Then afterward she would shake it off , ears back to normal, and same sweet loving look in her eye.

"*Thatcher the Dog Catcher*" is scared of Mama Blue and never approaches the puppies when she's around.

lol.. im getting into this too much, even stealing your show...sorry.


----------



## BittersweetEmbrace (Feb 24, 2010)

NinaThePitbull said:


> that is perfection. just how i imagined it. dang your good.
> 
> this thing is coming alive. like the 3 lines on the neck, nice touch. like the point on the inside of the ears. like the whisker holes. perfect.


Yay!!! Lets rule the world while we're at it! 
I love Mama Blue, she can be like Clair from the Cosby Show. A luving mom but won't put up with bad kiddies 

I messaged you too


----------



## NinaThePitbull (Feb 10, 2010)

BittersweetEmbrace said:


> Yay!!! Lets rule the world while we're at it!
> I love Mama Blue, she can be like Clair from the Cosby Show. A luving mom but won't put up with bad kiddies
> 
> I messaged you too


when she does this...









to Thatcher and looks him dead in his eyes, he shakes uncontrollably.
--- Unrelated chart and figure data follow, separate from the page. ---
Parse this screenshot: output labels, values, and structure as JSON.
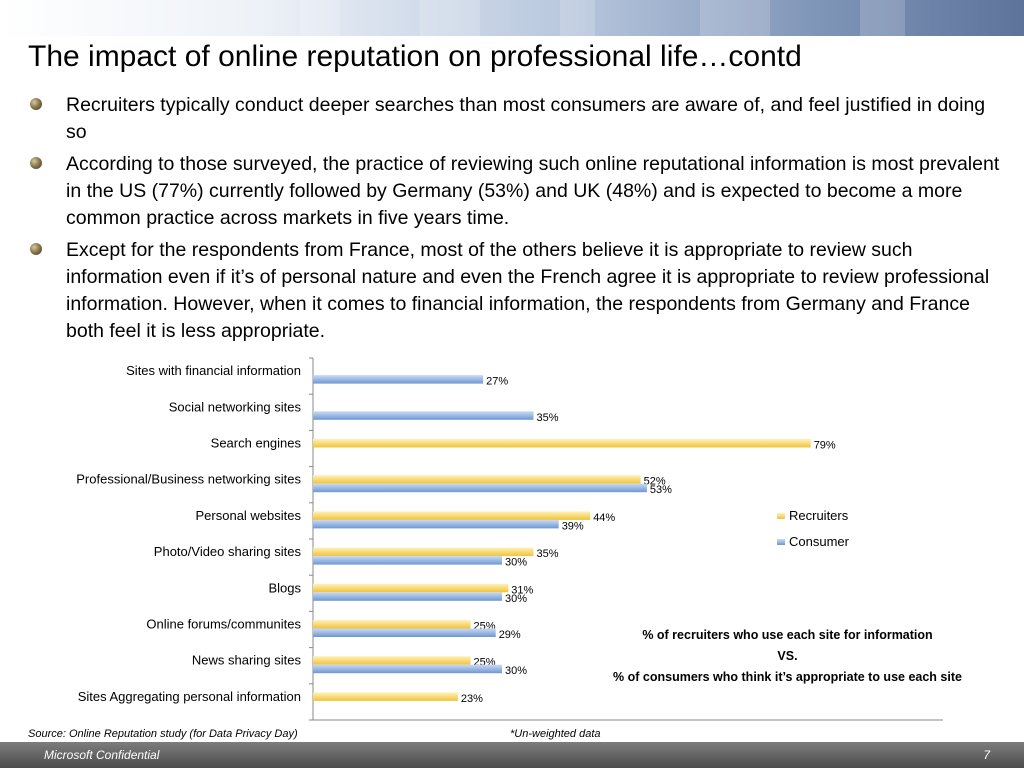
{
  "slide": {
    "title": "The impact of online reputation on professional life…contd",
    "bullets": [
      "Recruiters typically conduct deeper searches than most consumers are aware of, and feel justified in doing so",
      "According to those surveyed, the practice of reviewing such online reputational information is most prevalent in the US (77%) currently followed by Germany (53%) and UK (48%) and is expected to become a more common practice across markets in five years time.",
      "Except for the respondents from France, most of the others believe it is appropriate to review such information even if it’s of personal nature and even the French agree it is appropriate to review professional information. However, when it comes to financial information, the respondents from Germany and France both feel it is less appropriate."
    ],
    "caption": {
      "line1": "% of recruiters who use each site for information",
      "line2": "VS.",
      "line3": "% of consumers who think it’s appropriate to use each site"
    },
    "source": "Source: Online Reputation study (for Data Privacy Day)",
    "note": "*Un-weighted data",
    "footer_left": "Microsoft Confidential",
    "footer_right": "7"
  },
  "chart_data": {
    "type": "bar",
    "orientation": "horizontal",
    "categories": [
      "Sites with financial information",
      "Social networking sites",
      "Search engines",
      "Professional/Business networking sites",
      "Personal websites",
      "Photo/Video sharing sites",
      "Blogs",
      "Online forums/communites",
      "News sharing sites",
      "Sites Aggregating personal information"
    ],
    "series": [
      {
        "name": "Recruiters",
        "color": "#f0c33c",
        "values": [
          null,
          null,
          79,
          52,
          44,
          35,
          31,
          25,
          25,
          23
        ]
      },
      {
        "name": "Consumer",
        "color": "#6f97d1",
        "values": [
          27,
          35,
          null,
          53,
          39,
          30,
          30,
          29,
          30,
          null
        ]
      }
    ],
    "value_suffix": "%",
    "xlim": [
      0,
      100
    ],
    "legend_position": "right",
    "grid": false
  }
}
Yeah, Claire Huxtable, good example, she squints just like her when shes serious.


----------



## BittersweetEmbrace (Feb 24, 2010)

NinaThePitbull said:


> when she does this...
> 
> 
> 
> ...


Haha Thats genius! 
Tell how its gonna go down and who's goin' down in it!  

Lol i luv Claire but Cliff cracks the ice


----------